MY national service includes sitting on selection committees for some government departments when senior posts are advertised. This experience gave me insight into why we may not be able to solve the skills crisis in our country. Time after time young people in their 20s and 30s who had hardly spent a year in a deputy director or director’s job would be running to the next interview in another department for a higher salary and better perks. Because of the shortage of high-level skills in the civil service, the other department would simply snap up the youthfully mobile employee without too many questions asked.

The one moment the young civil servant is in the formerDepartment of Foreign Affairs, the next moment he is in the Department of Housing (or Human Settlements, as it is now called). Just like that.

It is of course completely natural for an employee to seek higher earnings and status by moving around. But here’s the problem. We all know that the actual competence required for a job is not really attained through university training but on-the-job. The newly graduated teacher has some broad concepts and skills in her head but until she goes through the daily grind of teaching six classes a day, she cannot really learn what it is like to be a teacher. This holds for all professions.

Our civil service employee has just settled into the job of director; she is still learning the routines of policy, planning and legislation at that level. It will take at least five years for her to become competent in the job before she can assume leadership at higher levels. But after nine months she just saw an advertisement for the job of deputy director general in another department, and off she runs in her best wardrobe to impress a potentially new employer.

She now gets the job — black and bright and a woman to boot — and without the committee questioning her depth of skill and competence for the new job, she moves on higher. She has learnt all the right kinds of phrases to impress the selection team — phrases such as “developmental state” and “fast-tracking” and “the Public Finance Management Act”. She reminds the committee of her government’s commitment to “employment equity” and, just like that, she moves into the new job.
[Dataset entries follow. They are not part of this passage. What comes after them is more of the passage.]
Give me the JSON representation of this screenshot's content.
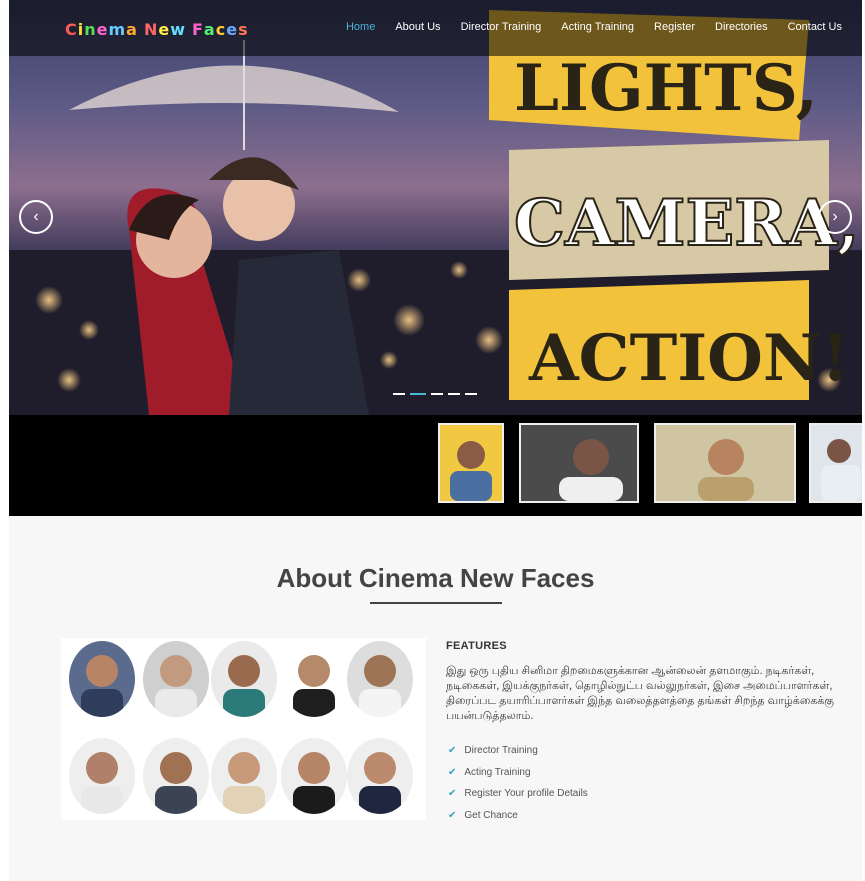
{
  "header": {
    "logo": {
      "letters": [
        {
          "ch": "C",
          "color": "#ff5a5a"
        },
        {
          "ch": "i",
          "color": "#ffdd33"
        },
        {
          "ch": "n",
          "color": "#55dd55"
        },
        {
          "ch": "e",
          "color": "#ff66cc"
        },
        {
          "ch": "m",
          "color": "#66ccff"
        },
        {
          "ch": "a",
          "color": "#ffaa33"
        },
        {
          "ch": " ",
          "color": "#ffffff"
        },
        {
          "ch": "N",
          "color": "#ff6666"
        },
        {
          "ch": "e",
          "color": "#ffee44"
        },
        {
          "ch": "w",
          "color": "#66ddff"
        },
        {
          "ch": " ",
          "color": "#ffffff"
        },
        {
          "ch": "F",
          "color": "#ff66cc"
        },
        {
          "ch": "a",
          "color": "#55ee77"
        },
        {
          "ch": "c",
          "color": "#ffcc33"
        },
        {
          "ch": "e",
          "color": "#66aaff"
        },
        {
          "ch": "s",
          "color": "#ff7755"
        }
      ]
    },
    "nav": [
      {
        "label": "Home",
        "active": true
      },
      {
        "label": "About Us",
        "active": false
      },
      {
        "label": "Director Training",
        "active": false
      },
      {
        "label": "Acting Training",
        "active": false
      },
      {
        "label": "Register",
        "active": false
      },
      {
        "label": "Directories",
        "active": false
      },
      {
        "label": "Contact Us",
        "active": false
      }
    ]
  },
  "slider": {
    "prev_icon": "chevron-left-icon",
    "next_icon": "chevron-right-icon",
    "prev_glyph": "‹",
    "next_glyph": "›",
    "banner_lines": [
      "LIGHTS,",
      "CAMERA,",
      "ACTION!"
    ],
    "slide_count": 5,
    "active_slide": 2,
    "accent_color": "#4bb6d6"
  },
  "about": {
    "title": "About Cinema New Faces",
    "features_heading": "FEATURES",
    "description": "இது ஒரு புதிய சினிமா திறமைகளுக்கான ஆன்லைன் தளமாகும். நடிகர்கள், நடிகைகள், இயக்குநர்கள், தொழில்நுட்ப வல்லுநர்கள், இசை அமைப்பாளர்கள், திரைப்பட தயாரிப்பாளர்கள் இந்த வலைத்தளத்தை தங்கள் சிறந்த வாழ்க்கைக்கு பயன்படுத்தலாம்.",
    "features": [
      "Director Training",
      "Acting Training",
      "Register Your profile Details",
      "Get Chance"
    ],
    "check_color": "#3aa0c8"
  }
}
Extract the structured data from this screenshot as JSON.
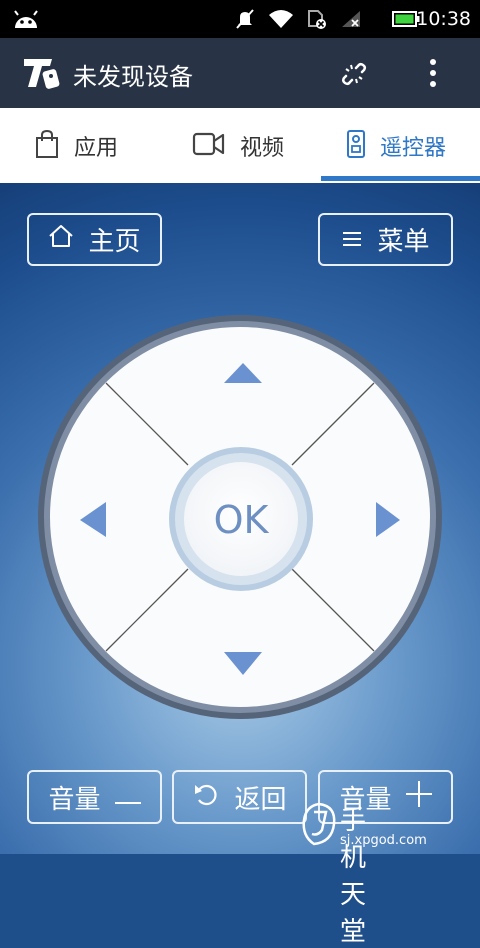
{
  "status_bar": {
    "time": "10:38"
  },
  "action_bar": {
    "title": "未发现设备"
  },
  "tabs": [
    {
      "label": "应用",
      "icon": "bag-icon"
    },
    {
      "label": "视频",
      "icon": "video-camera-icon"
    },
    {
      "label": "遥控器",
      "icon": "remote-icon",
      "active": true
    }
  ],
  "remote": {
    "home_label": "主页",
    "menu_label": "菜单",
    "ok_label": "OK",
    "volume_down_label": "音量",
    "back_label": "返回",
    "volume_up_label": "音量"
  },
  "watermark": {
    "text": "手机天堂",
    "url": "sj.xpgod.com"
  },
  "colors": {
    "accent": "#2f78c8",
    "actionbar": "#283446",
    "arrow": "#6b92d0"
  }
}
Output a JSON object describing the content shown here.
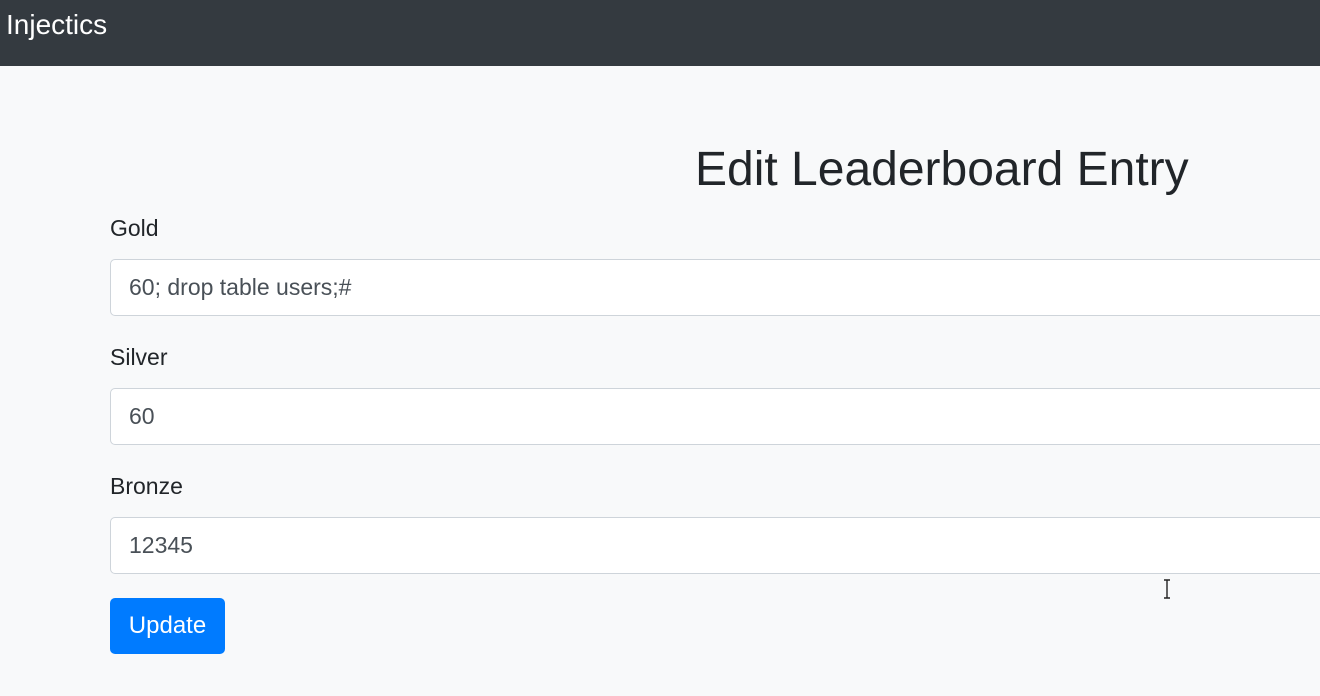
{
  "navbar": {
    "brand": "Injectics"
  },
  "page": {
    "title": "Edit Leaderboard Entry"
  },
  "form": {
    "gold": {
      "label": "Gold",
      "value": "60; drop table users;#"
    },
    "silver": {
      "label": "Silver",
      "value": "60"
    },
    "bronze": {
      "label": "Bronze",
      "value": "12345"
    },
    "submit_label": "Update"
  },
  "colors": {
    "navbar": "#343a40",
    "background": "#f8f9fa",
    "primary": "#007bff"
  },
  "icons": {
    "cursor": "text-cursor-icon"
  }
}
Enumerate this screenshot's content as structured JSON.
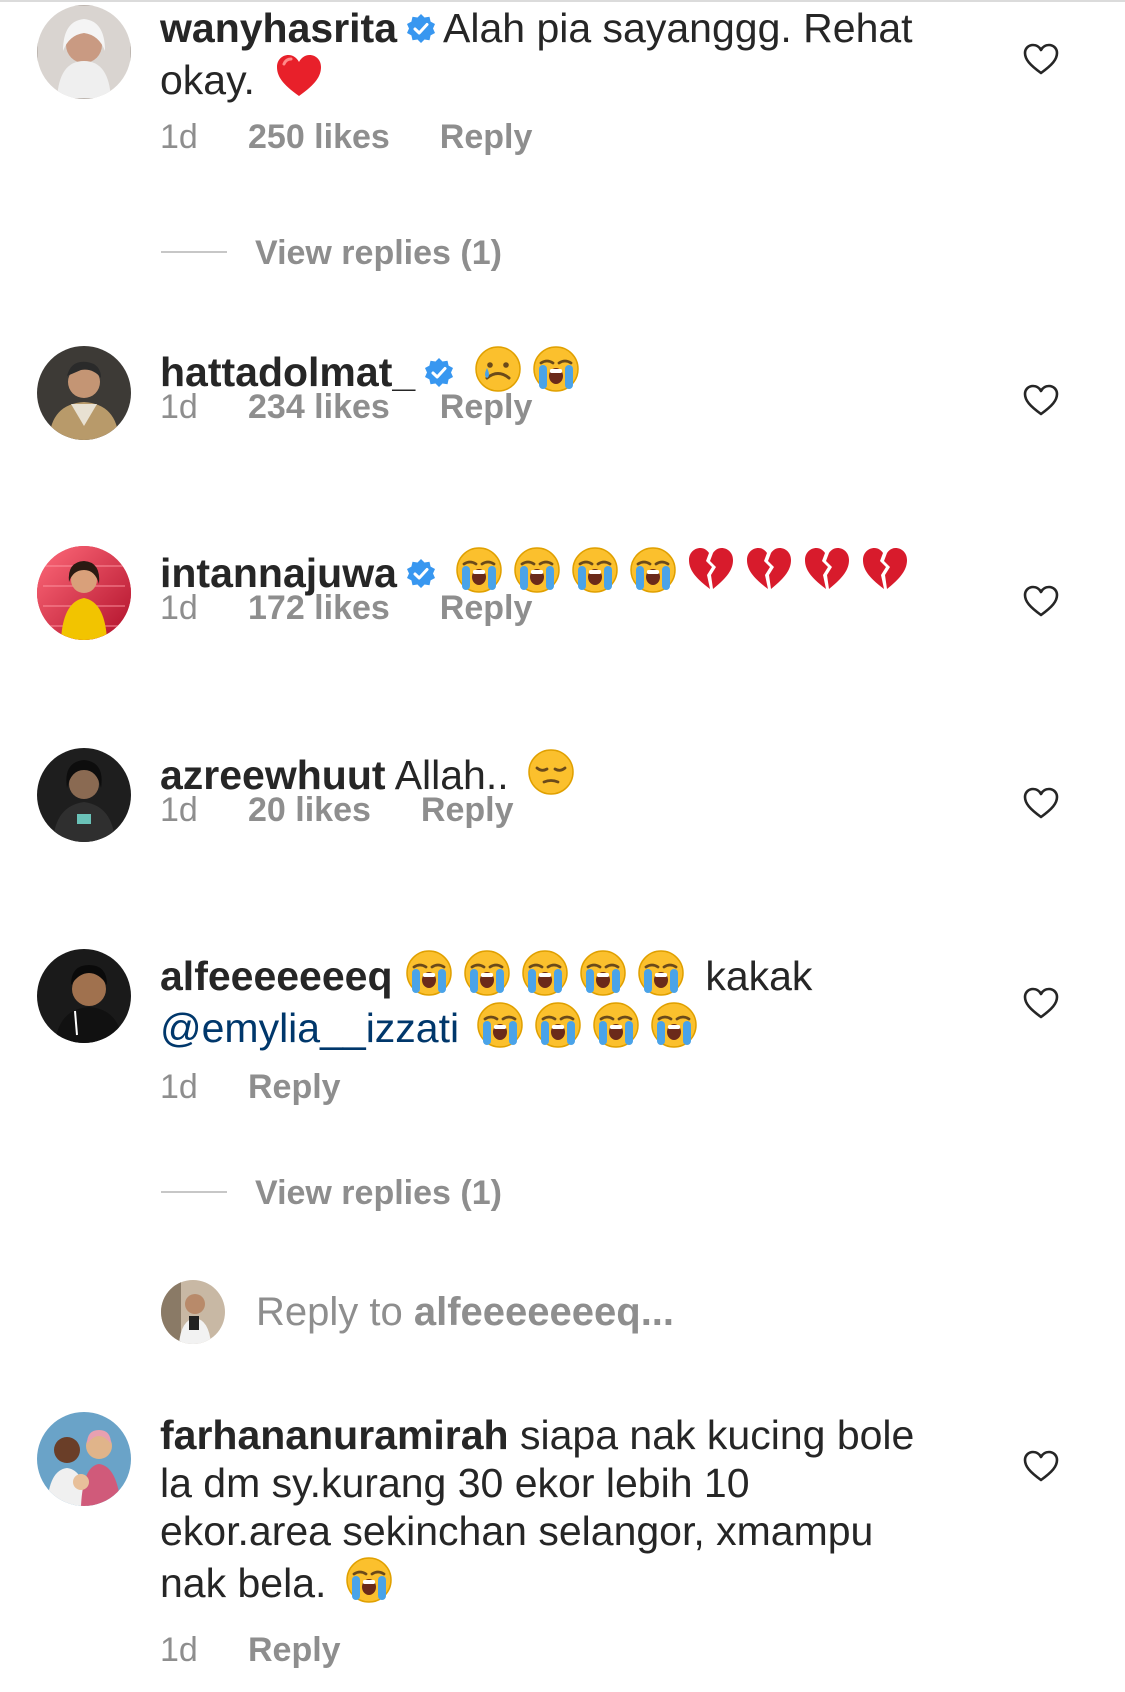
{
  "comments": [
    {
      "username": "wanyhasrita",
      "verified": true,
      "text_line1": "Alah pia sayanggg. Rehat",
      "text_line2": "okay.",
      "time": "1d",
      "likes": "250 likes",
      "reply": "Reply",
      "emoji": [
        "red-heart"
      ]
    },
    {
      "username": "hattadolmat_",
      "verified": true,
      "time": "1d",
      "likes": "234 likes",
      "reply": "Reply",
      "emoji": [
        "crying-face",
        "loudly-crying-face"
      ]
    },
    {
      "username": "intannajuwa",
      "verified": true,
      "time": "1d",
      "likes": "172 likes",
      "reply": "Reply",
      "emoji": [
        "loudly-crying-face",
        "loudly-crying-face",
        "loudly-crying-face",
        "loudly-crying-face",
        "broken-heart",
        "broken-heart",
        "broken-heart",
        "broken-heart"
      ]
    },
    {
      "username": "azreewhuut",
      "verified": false,
      "text": "Allah..",
      "time": "1d",
      "likes": "20 likes",
      "reply": "Reply",
      "emoji": [
        "pensive-face"
      ]
    },
    {
      "username": "alfeeeeeeeq",
      "verified": false,
      "text": "kakak",
      "mention": "@emylia__izzati",
      "time": "1d",
      "reply": "Reply",
      "emoji": [
        "loudly-crying-face",
        "loudly-crying-face",
        "loudly-crying-face",
        "loudly-crying-face",
        "loudly-crying-face",
        "loudly-crying-face",
        "loudly-crying-face",
        "loudly-crying-face",
        "loudly-crying-face"
      ]
    },
    {
      "username": "farhananuramirah",
      "verified": false,
      "text_line1": "siapa nak kucing bole",
      "text_line2": "la dm sy.kurang 30 ekor lebih 10",
      "text_line3": "ekor.area sekinchan selangor, xmampu",
      "text_line4": "nak bela.",
      "time": "1d",
      "reply": "Reply",
      "emoji": [
        "loudly-crying-face"
      ]
    }
  ],
  "view_replies": [
    "View replies (1)",
    "View replies (1)"
  ],
  "reply_to": {
    "prefix": "Reply to ",
    "target": "alfeeeeeeeq..."
  },
  "icons": {
    "like": "heart-outline-icon",
    "verified": "verified-badge-icon"
  },
  "colors": {
    "text": "#262626",
    "secondary": "#8e8e8e",
    "verified": "#3897f0",
    "mention": "#00376b"
  }
}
This is tolerable if a handful of civil servants do it. But every day there are scores of youthful civil servants crossing the streets of Pretoria and the provincial capitals doing this very thing — running prematurely from one job to the other simply to optimise their personal earnings and social status.

In the short-term, the only way to end this madness is through agreement across government departments that no civil servant will be interviewed in their department without at least three solid years in his or her current post level and then only after a detailed evaluation of competence in the current job. Young people must learn that there are no short-cuts to competence and that staying focused on the job is the best way to become an expert in their field.

In the long-term, the resolution of this problem is to ensure that more and more well-trained young people make it from school into university, and from university into entry-level jobs in the public (and private) sector. In other words, the more well-trained young people there are who can fill all those vacancies in government departments, there will be fewer opportunities for job hopping among their colleagues. And the more young people remain in their positions and learn the complex skills required for that job, the more likely South Africa is to overcome the skills crisis.

The government could, of course, do something else in the short-term. It could break with this madness of hiring only (or mainly) black men by also opening up jobs to young white men (and, to a lesser extent, white women) to join the civil service with their new skills in law, auditing and computing to overcome the backlog in unfilled posts. But that is a kind of generosity that our new government has yet to discover within the broader public service.

• Jonathan Jansen is honorary professor of Education at the University of the Witwatersrand and vice chancellor designate, University of the Free State.